Once again, the Merida English Library’s Annual Big Chili Cookoff was a big success!
The Merida English Library is the best source we expatriates have for English-language books. Because, though there are bookstores here, there are no books in English other than at the library. Sure, there’s Amazon, but the shipping charges are practically prohibitive. So the library is it.
The building, which is located in a good central location downtown, was donated years ago by a former resident. It is run by a group of civic-minded folks who volunteer their time to be on the board, and one underpaid (we’re sure) director. The stacks are neatly placed inside former bedrooms and salas, and there is a lovely garden out back which is often the site for meetings or cocktail parties. Membership fees are minimal and there are plenty of good and current books. The library takes in a healthy amount of donated books from the local residents and sometimes even buys new ones.
The annual chili cookoff is too big to hold at the Library itself, and so is held at a school nearby. This year there were about 15 entries, with names like Texas Prison Chili, Roadkill Chili, Yucatan Today Chili and Green Iguana Chili. All the cooks (or their designated servers) set up tables under a tent and spooned their chili into small plastic dishes for the tasters (everyone else). All but one or two were really delicious and it was very hard to vote for the winner. After a few cold beers, it was even more confusing.
At the same time as the chili tasting, there is a silent auction of donated goods and services. This year everything from a weekend at Hacienda Petac to a night at Hotel Mediomundo to salsa lessons to a dental cleaning were auctioned, as well as a painted mask, baby dresses, a handpainted chair and a number of other art pieces. The bidding gets pretty hot and heavy towards 3:00, the cutoff hour, with people good-naturedly hovering over their favorite prize, guarding it from competing bids.

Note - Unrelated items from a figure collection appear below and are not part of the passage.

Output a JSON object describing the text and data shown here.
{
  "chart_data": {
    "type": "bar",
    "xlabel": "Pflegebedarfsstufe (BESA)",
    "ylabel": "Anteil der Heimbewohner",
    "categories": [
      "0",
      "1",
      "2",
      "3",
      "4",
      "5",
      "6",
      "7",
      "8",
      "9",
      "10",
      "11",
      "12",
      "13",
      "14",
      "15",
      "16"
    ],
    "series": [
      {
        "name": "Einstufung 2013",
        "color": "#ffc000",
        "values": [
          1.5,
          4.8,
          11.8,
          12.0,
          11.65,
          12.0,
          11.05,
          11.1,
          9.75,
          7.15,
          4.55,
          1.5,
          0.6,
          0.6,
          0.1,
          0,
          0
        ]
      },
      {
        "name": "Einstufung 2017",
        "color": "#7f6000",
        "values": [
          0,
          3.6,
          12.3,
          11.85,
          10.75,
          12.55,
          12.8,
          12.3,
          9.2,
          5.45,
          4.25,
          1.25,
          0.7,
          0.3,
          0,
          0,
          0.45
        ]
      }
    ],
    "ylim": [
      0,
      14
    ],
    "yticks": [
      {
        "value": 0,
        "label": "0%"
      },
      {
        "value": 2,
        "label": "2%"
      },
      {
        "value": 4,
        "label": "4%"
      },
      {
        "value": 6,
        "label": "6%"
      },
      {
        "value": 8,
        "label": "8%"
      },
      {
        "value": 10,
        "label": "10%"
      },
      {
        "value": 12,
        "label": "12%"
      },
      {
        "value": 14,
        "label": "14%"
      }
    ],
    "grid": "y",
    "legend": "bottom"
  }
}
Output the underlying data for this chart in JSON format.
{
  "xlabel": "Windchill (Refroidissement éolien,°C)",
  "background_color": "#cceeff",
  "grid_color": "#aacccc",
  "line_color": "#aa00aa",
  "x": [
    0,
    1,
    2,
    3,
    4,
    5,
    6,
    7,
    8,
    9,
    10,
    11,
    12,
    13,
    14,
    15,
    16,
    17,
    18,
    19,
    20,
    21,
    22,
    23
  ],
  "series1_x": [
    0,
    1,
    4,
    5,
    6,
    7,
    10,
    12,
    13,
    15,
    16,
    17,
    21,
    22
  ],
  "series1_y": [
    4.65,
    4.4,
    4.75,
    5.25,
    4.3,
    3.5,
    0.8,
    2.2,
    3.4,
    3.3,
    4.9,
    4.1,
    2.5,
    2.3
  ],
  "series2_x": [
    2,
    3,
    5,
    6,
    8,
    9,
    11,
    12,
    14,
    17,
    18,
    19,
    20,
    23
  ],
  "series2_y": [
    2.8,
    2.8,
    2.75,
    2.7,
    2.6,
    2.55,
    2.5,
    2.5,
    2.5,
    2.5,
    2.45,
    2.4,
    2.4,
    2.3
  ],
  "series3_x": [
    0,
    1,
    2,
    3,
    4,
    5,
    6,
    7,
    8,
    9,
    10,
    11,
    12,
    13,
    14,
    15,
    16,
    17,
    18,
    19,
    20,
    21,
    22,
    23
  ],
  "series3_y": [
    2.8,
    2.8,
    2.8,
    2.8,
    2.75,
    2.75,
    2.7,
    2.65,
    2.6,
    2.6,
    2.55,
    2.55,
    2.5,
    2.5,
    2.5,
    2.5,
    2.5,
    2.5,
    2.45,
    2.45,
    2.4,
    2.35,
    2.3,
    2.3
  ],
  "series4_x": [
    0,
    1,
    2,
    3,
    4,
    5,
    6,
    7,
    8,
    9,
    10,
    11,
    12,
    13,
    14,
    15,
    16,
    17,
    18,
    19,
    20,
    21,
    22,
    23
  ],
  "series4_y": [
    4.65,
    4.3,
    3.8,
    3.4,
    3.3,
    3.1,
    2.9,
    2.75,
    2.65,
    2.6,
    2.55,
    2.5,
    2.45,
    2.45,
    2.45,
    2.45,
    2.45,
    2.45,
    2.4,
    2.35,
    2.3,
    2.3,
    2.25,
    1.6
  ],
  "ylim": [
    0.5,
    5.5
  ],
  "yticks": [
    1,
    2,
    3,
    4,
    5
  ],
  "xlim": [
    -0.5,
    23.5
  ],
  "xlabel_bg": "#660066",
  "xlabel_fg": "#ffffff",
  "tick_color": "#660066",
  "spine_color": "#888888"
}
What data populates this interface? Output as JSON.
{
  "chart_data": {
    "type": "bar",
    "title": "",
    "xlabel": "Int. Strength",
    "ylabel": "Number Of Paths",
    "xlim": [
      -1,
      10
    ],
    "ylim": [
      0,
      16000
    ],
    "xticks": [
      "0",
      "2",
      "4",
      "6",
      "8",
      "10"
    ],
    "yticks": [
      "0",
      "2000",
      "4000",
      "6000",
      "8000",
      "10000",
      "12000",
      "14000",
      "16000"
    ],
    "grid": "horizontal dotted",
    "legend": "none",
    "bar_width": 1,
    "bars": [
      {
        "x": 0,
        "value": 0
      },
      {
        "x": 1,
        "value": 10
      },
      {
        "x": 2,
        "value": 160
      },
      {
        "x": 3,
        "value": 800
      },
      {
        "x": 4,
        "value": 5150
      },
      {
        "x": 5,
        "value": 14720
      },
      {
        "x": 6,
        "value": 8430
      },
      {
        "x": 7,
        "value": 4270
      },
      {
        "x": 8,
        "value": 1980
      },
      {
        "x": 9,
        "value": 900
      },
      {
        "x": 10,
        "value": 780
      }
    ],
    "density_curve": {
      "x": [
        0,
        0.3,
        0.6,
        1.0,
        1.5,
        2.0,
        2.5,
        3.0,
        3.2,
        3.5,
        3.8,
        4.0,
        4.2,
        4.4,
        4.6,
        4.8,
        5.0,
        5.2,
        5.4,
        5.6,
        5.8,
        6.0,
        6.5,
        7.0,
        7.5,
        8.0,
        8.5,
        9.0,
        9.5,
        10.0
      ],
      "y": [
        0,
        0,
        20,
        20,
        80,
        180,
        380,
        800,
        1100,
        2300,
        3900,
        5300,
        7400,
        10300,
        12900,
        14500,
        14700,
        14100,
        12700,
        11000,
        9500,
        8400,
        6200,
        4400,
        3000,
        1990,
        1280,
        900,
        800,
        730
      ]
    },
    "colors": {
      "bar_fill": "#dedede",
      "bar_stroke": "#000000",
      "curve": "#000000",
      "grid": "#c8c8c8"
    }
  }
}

The gringo community certainly seems to be growing. Besides the regulars we’ve met over the years, we met some new faces: We talked to a recent graduate of UC San Diego who’s here with his girlfriend teaching English, putting off wearing a suit and tie for another year. We also spoke with a couple who just moved here from Atlanta and who are planning to start a polo club. We met another man from New York who just moved here three weeks ago (and was brave enough to enter his New York Chili into the contest), as well as another new entrant with an Italian accent who has just opened an Italian version of a cocina economica. And there were about 250 other people we didn’t have a chance to meet.
We noticed that while there is still a healthy contingent of seemingly “retired” people in the community, there also seems to be a growing number of younger, working people who are bringing a new vibrancy to this old colonial town.